SDIRAs are a type of IRA that can hold a variety of alternative investments normally prohibited from regular IRAs. Although the account is administered by a custodian or trustee, it's directly managed by the account holder—hence the name "self-directed." Thus, the SDIRA gives you more control over your retirement savings.
Investment options in these accounts are almost unlimited, provided you meet certain guidelines. Some of these diverse alternative investments available via an SDIRA are:
- Commercial Paper
- Crypto Currency
- Precious Metals – Gold, Silver and Palladium
- Private Notes and Loans
- Private Stock Offerings (aka PPMs)
- Raw Land
- Real Estate – Residential and Commercial
- Tax Certificates – Tax Liens
- Trust Deeds/Mortgage and Mortgage Pools
Comparing SDIRAs to Roth and Traditional IRAs
An SDIRA is either a traditional IRA (to which you make tax-deductible contributions) or a Roth IRA (from which you take tax-free distributions). Self-directed IRAs are best suited for savvy investors who already understand alternative investments and want to diversify in a tax-advantaged account.
A key difference between a traditional and Roth IRA is when you pay the taxes. With traditional IRAs, you have an opportunity to obtain an upfront tax break, but then pay taxes on your contributions and earnings as you withdraw them during retirement.
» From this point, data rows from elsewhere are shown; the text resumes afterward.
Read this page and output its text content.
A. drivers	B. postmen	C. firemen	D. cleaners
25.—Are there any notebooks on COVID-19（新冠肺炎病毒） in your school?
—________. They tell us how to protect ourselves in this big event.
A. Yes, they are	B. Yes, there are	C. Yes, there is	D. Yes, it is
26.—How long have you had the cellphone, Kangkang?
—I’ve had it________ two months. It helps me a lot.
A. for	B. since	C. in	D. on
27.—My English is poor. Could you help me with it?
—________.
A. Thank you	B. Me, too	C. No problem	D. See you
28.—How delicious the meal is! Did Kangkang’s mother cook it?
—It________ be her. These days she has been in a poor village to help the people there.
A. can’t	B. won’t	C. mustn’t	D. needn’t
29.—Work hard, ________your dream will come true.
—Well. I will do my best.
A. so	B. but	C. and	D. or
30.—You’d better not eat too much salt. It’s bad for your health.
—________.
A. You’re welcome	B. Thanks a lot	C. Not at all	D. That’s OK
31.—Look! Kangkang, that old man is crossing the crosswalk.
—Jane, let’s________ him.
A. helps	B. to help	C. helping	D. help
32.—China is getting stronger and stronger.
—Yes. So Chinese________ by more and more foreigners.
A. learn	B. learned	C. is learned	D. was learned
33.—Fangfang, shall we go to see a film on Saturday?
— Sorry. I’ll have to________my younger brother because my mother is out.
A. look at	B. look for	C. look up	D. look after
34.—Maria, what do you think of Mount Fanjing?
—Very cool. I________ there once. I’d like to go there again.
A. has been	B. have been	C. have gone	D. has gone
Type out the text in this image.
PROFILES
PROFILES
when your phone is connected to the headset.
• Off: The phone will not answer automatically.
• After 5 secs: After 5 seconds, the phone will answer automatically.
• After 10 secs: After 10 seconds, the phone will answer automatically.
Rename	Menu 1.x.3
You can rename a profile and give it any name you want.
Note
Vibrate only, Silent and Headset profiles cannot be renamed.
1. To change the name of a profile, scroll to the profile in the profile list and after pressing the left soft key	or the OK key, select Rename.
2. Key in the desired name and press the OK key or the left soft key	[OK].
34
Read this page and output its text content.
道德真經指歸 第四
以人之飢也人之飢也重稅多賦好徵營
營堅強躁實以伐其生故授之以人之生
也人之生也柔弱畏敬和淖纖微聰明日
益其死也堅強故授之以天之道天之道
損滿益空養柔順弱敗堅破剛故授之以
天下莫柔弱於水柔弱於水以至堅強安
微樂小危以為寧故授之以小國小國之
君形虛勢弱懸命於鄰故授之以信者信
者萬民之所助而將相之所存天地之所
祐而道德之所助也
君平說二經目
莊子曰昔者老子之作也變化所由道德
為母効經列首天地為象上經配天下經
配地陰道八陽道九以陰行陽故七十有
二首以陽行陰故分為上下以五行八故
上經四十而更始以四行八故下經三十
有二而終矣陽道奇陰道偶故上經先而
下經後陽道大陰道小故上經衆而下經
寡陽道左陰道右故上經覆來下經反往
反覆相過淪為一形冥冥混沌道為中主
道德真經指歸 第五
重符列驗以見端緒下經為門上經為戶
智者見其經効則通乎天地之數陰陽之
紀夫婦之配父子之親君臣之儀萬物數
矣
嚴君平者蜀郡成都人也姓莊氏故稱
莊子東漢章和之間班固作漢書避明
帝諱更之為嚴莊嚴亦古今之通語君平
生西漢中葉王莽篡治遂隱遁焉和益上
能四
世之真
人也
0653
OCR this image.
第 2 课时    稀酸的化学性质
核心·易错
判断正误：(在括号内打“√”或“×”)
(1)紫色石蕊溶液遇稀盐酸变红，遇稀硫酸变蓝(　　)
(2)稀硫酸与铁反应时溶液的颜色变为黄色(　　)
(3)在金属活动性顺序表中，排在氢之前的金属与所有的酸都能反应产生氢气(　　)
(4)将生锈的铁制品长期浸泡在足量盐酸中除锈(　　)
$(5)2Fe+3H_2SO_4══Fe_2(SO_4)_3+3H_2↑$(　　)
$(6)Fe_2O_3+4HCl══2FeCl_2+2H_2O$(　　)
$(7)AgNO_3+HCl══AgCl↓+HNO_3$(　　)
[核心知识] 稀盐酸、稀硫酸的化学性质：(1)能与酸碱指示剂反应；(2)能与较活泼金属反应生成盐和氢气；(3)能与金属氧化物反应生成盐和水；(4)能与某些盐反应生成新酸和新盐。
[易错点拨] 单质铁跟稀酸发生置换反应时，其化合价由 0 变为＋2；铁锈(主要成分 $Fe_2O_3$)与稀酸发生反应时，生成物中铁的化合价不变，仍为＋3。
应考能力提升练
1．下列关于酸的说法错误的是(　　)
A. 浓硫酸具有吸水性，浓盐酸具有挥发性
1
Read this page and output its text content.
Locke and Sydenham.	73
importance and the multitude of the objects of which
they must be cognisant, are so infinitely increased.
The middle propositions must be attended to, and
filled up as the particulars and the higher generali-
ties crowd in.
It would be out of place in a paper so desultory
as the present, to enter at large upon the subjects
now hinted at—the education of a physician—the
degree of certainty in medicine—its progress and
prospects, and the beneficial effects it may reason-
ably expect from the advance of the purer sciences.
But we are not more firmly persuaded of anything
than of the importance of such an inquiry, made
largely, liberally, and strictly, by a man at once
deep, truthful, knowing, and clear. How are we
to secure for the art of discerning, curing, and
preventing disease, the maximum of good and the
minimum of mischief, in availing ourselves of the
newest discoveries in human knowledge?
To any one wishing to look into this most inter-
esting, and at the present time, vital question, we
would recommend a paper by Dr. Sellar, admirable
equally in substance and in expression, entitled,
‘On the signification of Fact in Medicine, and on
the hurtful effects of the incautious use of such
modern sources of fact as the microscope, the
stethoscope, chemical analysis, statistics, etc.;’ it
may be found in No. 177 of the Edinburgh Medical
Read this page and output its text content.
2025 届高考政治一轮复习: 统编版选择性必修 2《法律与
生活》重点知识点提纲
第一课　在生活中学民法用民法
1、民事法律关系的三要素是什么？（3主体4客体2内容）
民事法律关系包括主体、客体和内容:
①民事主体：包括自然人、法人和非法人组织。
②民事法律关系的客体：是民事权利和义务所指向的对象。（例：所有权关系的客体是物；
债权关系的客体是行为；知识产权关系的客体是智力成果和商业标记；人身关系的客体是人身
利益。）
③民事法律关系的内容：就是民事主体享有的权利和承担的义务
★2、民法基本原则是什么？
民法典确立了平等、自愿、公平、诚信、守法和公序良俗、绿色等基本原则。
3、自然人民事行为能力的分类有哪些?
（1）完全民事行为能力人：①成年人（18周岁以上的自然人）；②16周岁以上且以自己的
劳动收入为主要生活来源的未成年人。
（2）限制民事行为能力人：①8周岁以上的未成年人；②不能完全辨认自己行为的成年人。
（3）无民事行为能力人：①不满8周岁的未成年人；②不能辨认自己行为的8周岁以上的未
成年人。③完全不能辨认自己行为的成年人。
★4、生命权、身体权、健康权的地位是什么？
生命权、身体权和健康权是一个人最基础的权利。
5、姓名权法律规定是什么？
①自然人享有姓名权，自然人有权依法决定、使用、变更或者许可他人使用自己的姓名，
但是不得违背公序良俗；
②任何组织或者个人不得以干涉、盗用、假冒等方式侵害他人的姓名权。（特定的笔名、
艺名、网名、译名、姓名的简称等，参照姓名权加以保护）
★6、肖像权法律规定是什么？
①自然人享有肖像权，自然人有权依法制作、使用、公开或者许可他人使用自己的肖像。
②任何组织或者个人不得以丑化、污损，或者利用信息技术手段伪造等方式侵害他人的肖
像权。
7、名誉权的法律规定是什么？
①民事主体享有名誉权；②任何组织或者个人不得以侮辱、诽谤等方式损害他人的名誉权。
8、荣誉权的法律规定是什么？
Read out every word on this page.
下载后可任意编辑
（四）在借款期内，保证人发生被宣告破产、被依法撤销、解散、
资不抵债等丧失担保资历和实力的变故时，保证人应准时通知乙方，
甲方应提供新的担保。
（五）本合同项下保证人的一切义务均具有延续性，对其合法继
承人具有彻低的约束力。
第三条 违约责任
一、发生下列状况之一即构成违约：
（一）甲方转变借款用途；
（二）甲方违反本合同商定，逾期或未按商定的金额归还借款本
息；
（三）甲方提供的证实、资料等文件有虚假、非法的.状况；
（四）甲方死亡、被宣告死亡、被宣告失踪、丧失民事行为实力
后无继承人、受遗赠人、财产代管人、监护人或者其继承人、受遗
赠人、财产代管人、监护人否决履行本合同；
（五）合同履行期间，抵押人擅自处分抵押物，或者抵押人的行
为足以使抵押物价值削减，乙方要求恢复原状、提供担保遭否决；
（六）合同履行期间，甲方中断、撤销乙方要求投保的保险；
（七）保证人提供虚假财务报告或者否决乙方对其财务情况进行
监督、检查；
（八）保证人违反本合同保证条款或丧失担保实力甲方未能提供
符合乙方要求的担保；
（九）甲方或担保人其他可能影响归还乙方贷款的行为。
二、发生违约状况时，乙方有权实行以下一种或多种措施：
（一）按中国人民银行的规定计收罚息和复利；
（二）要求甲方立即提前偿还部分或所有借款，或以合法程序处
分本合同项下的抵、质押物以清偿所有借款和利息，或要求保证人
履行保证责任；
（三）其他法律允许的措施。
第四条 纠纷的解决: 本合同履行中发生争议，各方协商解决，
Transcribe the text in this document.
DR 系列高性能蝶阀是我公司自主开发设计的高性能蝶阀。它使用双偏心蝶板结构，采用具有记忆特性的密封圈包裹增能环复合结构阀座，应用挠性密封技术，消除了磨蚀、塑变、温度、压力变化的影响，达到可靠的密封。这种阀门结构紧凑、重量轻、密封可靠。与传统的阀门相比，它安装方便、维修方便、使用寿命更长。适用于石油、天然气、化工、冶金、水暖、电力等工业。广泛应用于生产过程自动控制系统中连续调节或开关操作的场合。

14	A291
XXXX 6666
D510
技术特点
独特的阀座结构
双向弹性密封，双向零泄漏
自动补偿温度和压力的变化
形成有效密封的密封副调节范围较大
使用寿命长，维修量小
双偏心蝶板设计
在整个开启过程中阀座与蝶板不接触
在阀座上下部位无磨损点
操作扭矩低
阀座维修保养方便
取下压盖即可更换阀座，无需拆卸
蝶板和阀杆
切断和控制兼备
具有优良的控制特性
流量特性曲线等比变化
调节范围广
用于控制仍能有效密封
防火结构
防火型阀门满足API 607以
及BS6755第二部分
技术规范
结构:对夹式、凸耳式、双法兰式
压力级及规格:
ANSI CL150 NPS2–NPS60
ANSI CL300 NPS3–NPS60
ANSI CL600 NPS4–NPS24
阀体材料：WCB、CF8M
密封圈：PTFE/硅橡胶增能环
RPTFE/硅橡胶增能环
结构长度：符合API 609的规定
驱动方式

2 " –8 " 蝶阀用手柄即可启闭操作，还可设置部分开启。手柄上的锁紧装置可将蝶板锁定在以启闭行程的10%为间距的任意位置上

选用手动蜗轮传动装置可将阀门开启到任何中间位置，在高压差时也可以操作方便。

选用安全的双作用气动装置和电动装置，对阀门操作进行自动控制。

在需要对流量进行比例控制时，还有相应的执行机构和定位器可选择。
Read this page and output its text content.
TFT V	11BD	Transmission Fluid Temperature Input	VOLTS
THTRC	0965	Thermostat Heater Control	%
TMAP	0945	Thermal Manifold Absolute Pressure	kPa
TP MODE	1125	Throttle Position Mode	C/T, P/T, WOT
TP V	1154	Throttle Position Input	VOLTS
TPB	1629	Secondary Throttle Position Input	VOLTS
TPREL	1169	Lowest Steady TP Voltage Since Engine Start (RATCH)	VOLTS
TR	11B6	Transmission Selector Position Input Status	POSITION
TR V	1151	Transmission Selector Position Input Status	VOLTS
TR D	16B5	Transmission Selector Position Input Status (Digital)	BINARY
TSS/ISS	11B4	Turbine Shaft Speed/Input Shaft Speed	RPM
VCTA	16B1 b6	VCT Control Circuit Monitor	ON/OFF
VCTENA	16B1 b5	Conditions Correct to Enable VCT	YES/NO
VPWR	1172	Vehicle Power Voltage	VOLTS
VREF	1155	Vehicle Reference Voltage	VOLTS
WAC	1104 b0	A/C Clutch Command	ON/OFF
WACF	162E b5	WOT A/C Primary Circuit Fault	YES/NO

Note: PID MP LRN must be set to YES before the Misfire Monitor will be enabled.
On the other hand, you don’t get a tax break when you contribute to a Roth IRA. But your contributions and earnings grow tax-free, and qualified distributions are also tax-free.
Most banks and financial institutions tend to limit you to bonds, mutual funds, ETFs or stocks, not because they are limited to these investments, but because they have no financial (careful) interest in allowing account holders to invest in the aforementioned alternative investments.
Establishing an SDIRA
Here’s how to create an SDIRA:
- Open a self-directed IRA account – Identify a qualified IRA custodian.
- Fund the account – Transfer funds from an existing retirement account, and make new contributions to your newly formed SDIRA.
- Identify investments.
- Determine ways to fund the purchase of investments – Instruct the SDIRA custodian to purchase the investments. This can get expensive and time consuming because the custodian will normally charge transaction fees and needs to approve investments. Form a single-member limited liability company (“SMLLC”) with the SDIRA as the owner. Designate the beneficiary (you) as the manager of the SMLLC and its checkbook. Have the IRA custodian fund the SMLLC. Then you, as the manager, are free to make investments through the SMLLC that is owned by the SDIRA.
Other Key Points
The owner of the investments is the SDIRA, not you. The SDIRA cannot transact any business with or provide a benefit to disqualified persons who are the IRA holder or his/her spouse; ancestors; lineal descendants, including their spouses; or any corporation, partnership, or trust in which the IRA holder has a 50% or greater interest. Prohibited investments include collectibles (e.g., art, rugs, antiques, stamps, coins, wine,); life insurance; and S corporation stock.
Self-directed IRAs can also be set up as traditional IRAs or Roth IRAs. However, keep in mind, with any of the above IRA options, also include in your planning considerations employer-provided retirement plans and beneficiary selections, life expectancy forecasts and related adequacy of cash flow needs over lifetime(s) expectancy, the utilization of trust-owned life insurance as a funding vehicle to create supplemental assets for heirs devoid of related tax, and a review of your estate plan and advance health care directives and beneficiaries.
An SDIRA is a powerful tool to use in building retirement wealth. Due to the potential intricacies, it is best to work with a financial advisor with expertise in this area.